Fail Again. Fail Better.

On the absurd repurposing of Samuel Beckett’s most famous quote.

Andy Waterman
2 min readOct 2, 2023
This bullshit embellishment of Beckett’s quote was found on Twitter.

The absurdity of Samuel Beckett creating a mantra for entrepreneurs, internet grifters and side hustlers would not, I suspect, be lost on him. What could be more post-modern than a fetid paean to failure being misinterpreted as a jaunty motivational quote to encourage the overworked and under-read employees of tech start-ups to ‘fail fast’ as a necessary stepping stone on the road to great riches?

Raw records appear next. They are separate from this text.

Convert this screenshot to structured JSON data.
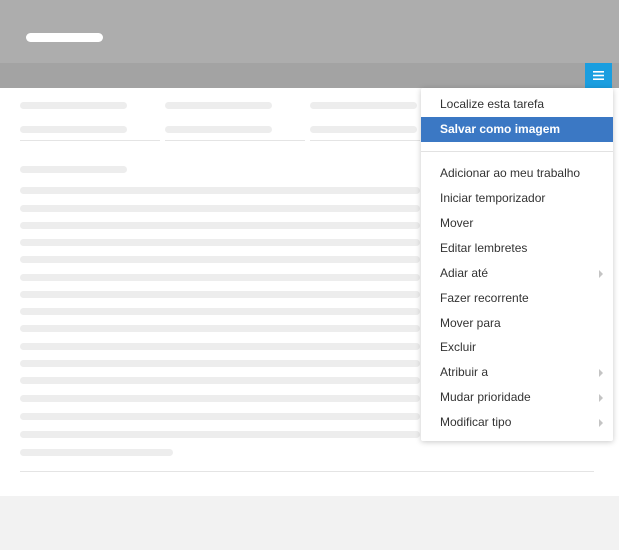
{
  "colors": {
    "header_bg": "#adadad",
    "subbar_bg": "#a3a3a3",
    "menu_button_bg": "#1a9ee0",
    "active_item_bg": "#3b78c4",
    "text": "#333333",
    "skeleton": "#ededed"
  },
  "header": {
    "menu_icon": "hamburger-icon"
  },
  "context_menu": {
    "groups": [
      {
        "items": [
          {
            "label": "Localize esta tarefa",
            "has_submenu": false,
            "active": false
          },
          {
            "label": "Salvar como imagem",
            "has_submenu": false,
            "active": true
          }
        ]
      },
      {
        "items": [
          {
            "label": "Adicionar ao meu trabalho",
            "has_submenu": false,
            "active": false
          },
          {
            "label": "Iniciar temporizador",
            "has_submenu": false,
            "active": false
          },
          {
            "label": "Mover",
            "has_submenu": false,
            "active": false
          },
          {
            "label": "Editar lembretes",
            "has_submenu": false,
            "active": false
          },
          {
            "label": "Adiar até",
            "has_submenu": true,
            "active": false
          },
          {
            "label": "Fazer recorrente",
            "has_submenu": false,
            "active": false
          },
          {
            "label": "Mover para",
            "has_submenu": false,
            "active": false
          },
          {
            "label": "Excluir",
            "has_submenu": false,
            "active": false
          },
          {
            "label": "Atribuir a",
            "has_submenu": true,
            "active": false
          },
          {
            "label": "Mudar prioridade",
            "has_submenu": true,
            "active": false
          },
          {
            "label": "Modificar tipo",
            "has_submenu": true,
            "active": false
          }
        ]
      }
    ]
  }
}
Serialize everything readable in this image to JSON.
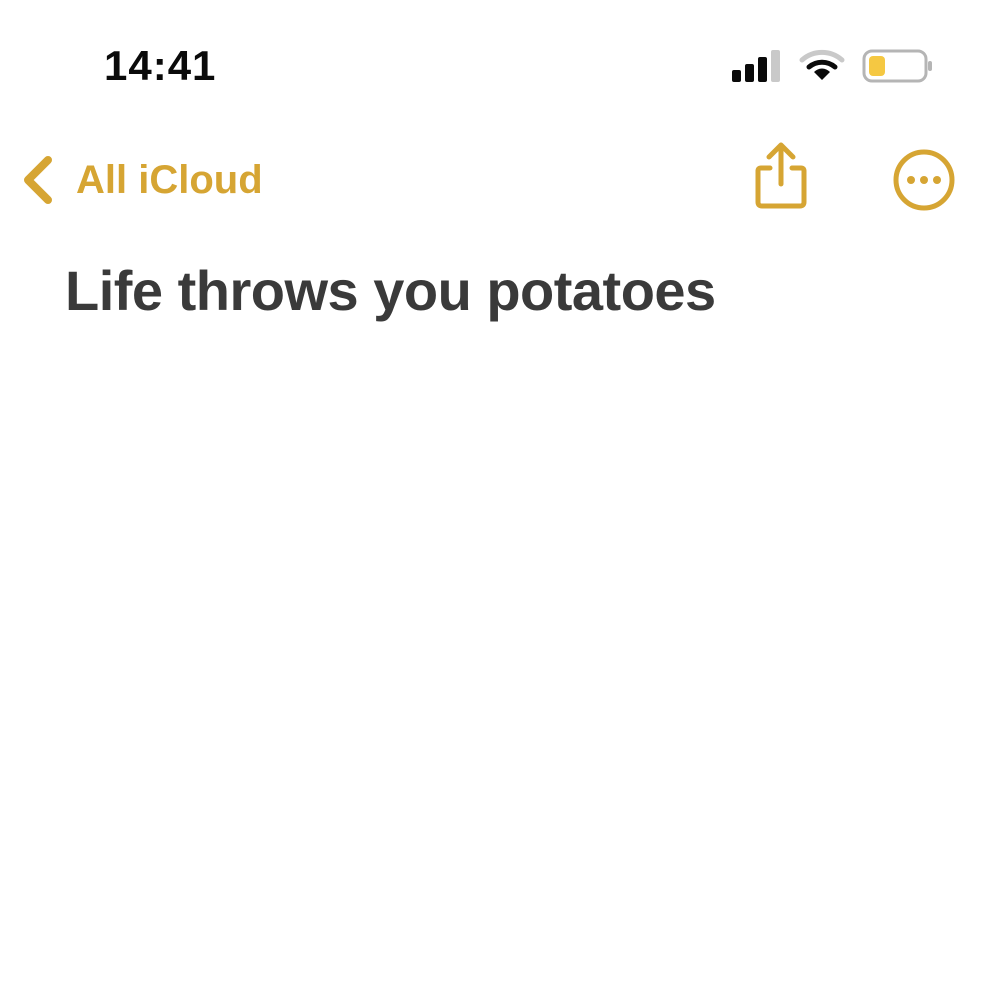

Reading Worstward Ho, the story from which “Ever tried. Ever failed.” originates, it’s clear that Beckett wasn’t writing the story with much motivational intent. Optimism and hope are absent throughout.

“Sick of the either try the other. Sick of it back sick of the either. So on. Somehow on. Till sick of both. Throw up and go. Where neither. Till sick of there. Throw up and back. The body again. Where none. The place again. Where none. Try again. Fail again. Better again. Or better worse. Fail worse again. Still worse again. Till sick for good. Throw up for good.”

The story — as far as it can be described as a story — rattles along with a dark momentum, descending into manic incomprehension. What to make of this penultimate paragraph?

“What were skull to go? As good as go. Into what then black hole? From out what then? What why of all? Better worse so? No. Skull better worse. What left of skull. Of soft. Worst why of all of all. So skull not go. What left of skull not go. Into it still the hole. Into what left of soft. From out what little left.”

Good luck posting that on the wall of your cubicle and successfully finding any extra Monday motivation.

I’ve been thinking about failure a lot recently. Trying to run competitively in your 40s means you’re never far from the next disappointment, so I had a go at articulating a more realistic interpretation of the ‘fail better’ quote:

Fail squalidly, pathetically, hopelessly. Fail until your entire being carries the stench of bankruptcy, and what little ambition remains is compressed, like coal, beneath the crushing gravity of decaying inadequacy. Fail early and often, repeat the same mistakes, learn nothing. Fail better.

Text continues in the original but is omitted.